‘Herta Müller is a writer who helps us understand what it is to be human in the 20th and 21st Centuries. Though rooted in the German ethnic minority of Romania, her writing is universal. She writes about life in a dictatorship and the individual's response of taking flight. Once again, the Nobel Prize committee has done its job - to bring to the attention of a wider public an essential writer whose lyrical prose captures the oppression of totalitarian regimes, the reality of life for many too many people today. Serpent’s Tail is very proud to publish The Passport, the first book of Herta Müller to be translated into English.’ Pete Ayrton, Serpent’s Tail
Herta Müller was born on August 17, 1953 in the German-speaking town Nitzkydorf in Banat, Romania. She was associated with Aktionsgruppe Banat, a circle of young German-speaking authors who, in opposition to Ceauşescu’s dictatorship, sought freedom of speech. She emigrated to Germany in 1987, after being dismissed from her job in Romania during the 1970s for her refusal to co-operate with the regime's secret police. Herta Müller currently lives in Berlin.

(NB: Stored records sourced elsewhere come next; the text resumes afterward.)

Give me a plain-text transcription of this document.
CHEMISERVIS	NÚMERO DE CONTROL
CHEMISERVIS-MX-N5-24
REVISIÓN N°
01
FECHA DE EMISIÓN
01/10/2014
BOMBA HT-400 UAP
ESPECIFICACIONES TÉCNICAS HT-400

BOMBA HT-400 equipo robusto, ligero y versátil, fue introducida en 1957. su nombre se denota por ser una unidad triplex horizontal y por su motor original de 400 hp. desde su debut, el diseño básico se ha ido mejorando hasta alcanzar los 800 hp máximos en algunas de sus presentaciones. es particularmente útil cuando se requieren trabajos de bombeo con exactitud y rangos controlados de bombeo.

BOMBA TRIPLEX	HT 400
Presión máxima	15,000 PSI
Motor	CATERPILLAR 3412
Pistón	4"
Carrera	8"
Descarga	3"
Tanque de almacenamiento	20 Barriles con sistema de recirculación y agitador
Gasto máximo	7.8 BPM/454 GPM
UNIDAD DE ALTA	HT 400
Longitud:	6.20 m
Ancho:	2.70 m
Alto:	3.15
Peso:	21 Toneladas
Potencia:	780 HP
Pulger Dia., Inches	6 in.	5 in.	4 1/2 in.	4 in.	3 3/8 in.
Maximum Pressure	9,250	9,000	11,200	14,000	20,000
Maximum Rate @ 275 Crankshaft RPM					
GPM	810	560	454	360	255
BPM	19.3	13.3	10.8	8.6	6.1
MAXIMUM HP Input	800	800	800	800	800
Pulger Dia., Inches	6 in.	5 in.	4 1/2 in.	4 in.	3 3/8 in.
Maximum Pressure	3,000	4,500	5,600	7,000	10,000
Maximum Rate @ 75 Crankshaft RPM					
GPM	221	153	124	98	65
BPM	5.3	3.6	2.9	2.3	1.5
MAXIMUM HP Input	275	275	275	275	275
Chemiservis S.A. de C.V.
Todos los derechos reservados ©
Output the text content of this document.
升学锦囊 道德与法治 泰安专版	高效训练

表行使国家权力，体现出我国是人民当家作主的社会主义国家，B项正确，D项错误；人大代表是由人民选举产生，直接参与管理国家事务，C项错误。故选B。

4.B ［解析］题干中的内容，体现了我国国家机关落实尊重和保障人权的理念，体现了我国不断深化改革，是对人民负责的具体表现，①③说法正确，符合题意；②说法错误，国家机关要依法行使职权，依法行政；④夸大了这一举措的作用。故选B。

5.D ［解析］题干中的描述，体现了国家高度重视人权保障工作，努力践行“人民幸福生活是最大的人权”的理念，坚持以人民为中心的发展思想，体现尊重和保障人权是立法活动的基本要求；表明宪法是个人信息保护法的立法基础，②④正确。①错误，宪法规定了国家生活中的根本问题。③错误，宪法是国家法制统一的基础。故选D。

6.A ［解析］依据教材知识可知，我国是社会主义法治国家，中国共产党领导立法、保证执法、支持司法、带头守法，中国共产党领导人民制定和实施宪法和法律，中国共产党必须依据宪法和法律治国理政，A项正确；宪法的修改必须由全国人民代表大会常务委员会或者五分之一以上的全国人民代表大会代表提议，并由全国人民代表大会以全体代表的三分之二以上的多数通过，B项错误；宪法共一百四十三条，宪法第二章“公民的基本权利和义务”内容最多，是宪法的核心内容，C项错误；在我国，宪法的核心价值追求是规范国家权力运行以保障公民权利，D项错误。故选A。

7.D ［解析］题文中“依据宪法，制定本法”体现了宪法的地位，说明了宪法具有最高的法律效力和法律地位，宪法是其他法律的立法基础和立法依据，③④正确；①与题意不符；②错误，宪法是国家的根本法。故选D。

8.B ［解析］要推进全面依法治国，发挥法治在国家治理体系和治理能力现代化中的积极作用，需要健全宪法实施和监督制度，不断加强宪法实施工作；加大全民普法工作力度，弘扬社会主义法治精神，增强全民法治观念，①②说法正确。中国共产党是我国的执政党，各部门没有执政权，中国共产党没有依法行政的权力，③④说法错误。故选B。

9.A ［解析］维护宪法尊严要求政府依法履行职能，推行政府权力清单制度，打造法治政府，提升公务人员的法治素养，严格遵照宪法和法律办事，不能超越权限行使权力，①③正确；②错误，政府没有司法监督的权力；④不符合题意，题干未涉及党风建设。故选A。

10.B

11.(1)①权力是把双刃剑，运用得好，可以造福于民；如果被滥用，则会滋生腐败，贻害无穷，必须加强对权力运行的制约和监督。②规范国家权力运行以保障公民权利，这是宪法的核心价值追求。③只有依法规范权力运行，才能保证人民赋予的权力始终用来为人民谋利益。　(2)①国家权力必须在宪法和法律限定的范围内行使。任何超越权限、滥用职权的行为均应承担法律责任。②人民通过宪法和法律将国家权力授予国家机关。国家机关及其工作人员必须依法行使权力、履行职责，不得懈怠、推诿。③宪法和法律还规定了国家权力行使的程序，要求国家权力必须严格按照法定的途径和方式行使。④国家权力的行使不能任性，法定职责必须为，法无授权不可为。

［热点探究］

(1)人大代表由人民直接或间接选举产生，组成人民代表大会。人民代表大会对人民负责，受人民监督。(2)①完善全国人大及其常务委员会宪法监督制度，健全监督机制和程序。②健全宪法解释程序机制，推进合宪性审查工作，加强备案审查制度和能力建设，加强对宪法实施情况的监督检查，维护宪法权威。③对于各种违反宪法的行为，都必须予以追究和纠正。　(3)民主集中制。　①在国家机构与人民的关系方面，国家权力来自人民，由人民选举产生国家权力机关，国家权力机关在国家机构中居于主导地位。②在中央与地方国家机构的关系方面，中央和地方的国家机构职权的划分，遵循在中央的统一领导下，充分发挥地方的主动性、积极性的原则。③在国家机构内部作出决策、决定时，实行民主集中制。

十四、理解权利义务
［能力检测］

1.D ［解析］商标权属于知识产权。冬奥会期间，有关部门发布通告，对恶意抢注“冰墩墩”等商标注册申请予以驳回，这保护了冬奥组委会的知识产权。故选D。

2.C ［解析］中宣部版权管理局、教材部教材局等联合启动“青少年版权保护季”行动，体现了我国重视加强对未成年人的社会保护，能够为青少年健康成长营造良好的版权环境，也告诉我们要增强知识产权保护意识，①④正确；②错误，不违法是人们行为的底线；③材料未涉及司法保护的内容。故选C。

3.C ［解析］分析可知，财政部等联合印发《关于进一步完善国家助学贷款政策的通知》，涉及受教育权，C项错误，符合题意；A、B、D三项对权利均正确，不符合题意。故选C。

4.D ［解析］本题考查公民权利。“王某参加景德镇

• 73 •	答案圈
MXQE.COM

Müller made her debut with the collection of short stories Niederungen (1982), which was censored in Romania. Two years later, she published the uncensored version in Germany and, in the same year, Drückender Tango in Romania. In these two works, Müller depicts life in a small, German-speaking village and the corruption, intolerance and repression to be found there. Because Müller had publicly criticized the dictatorship in Romania, she was prohibited from publishing in her own country.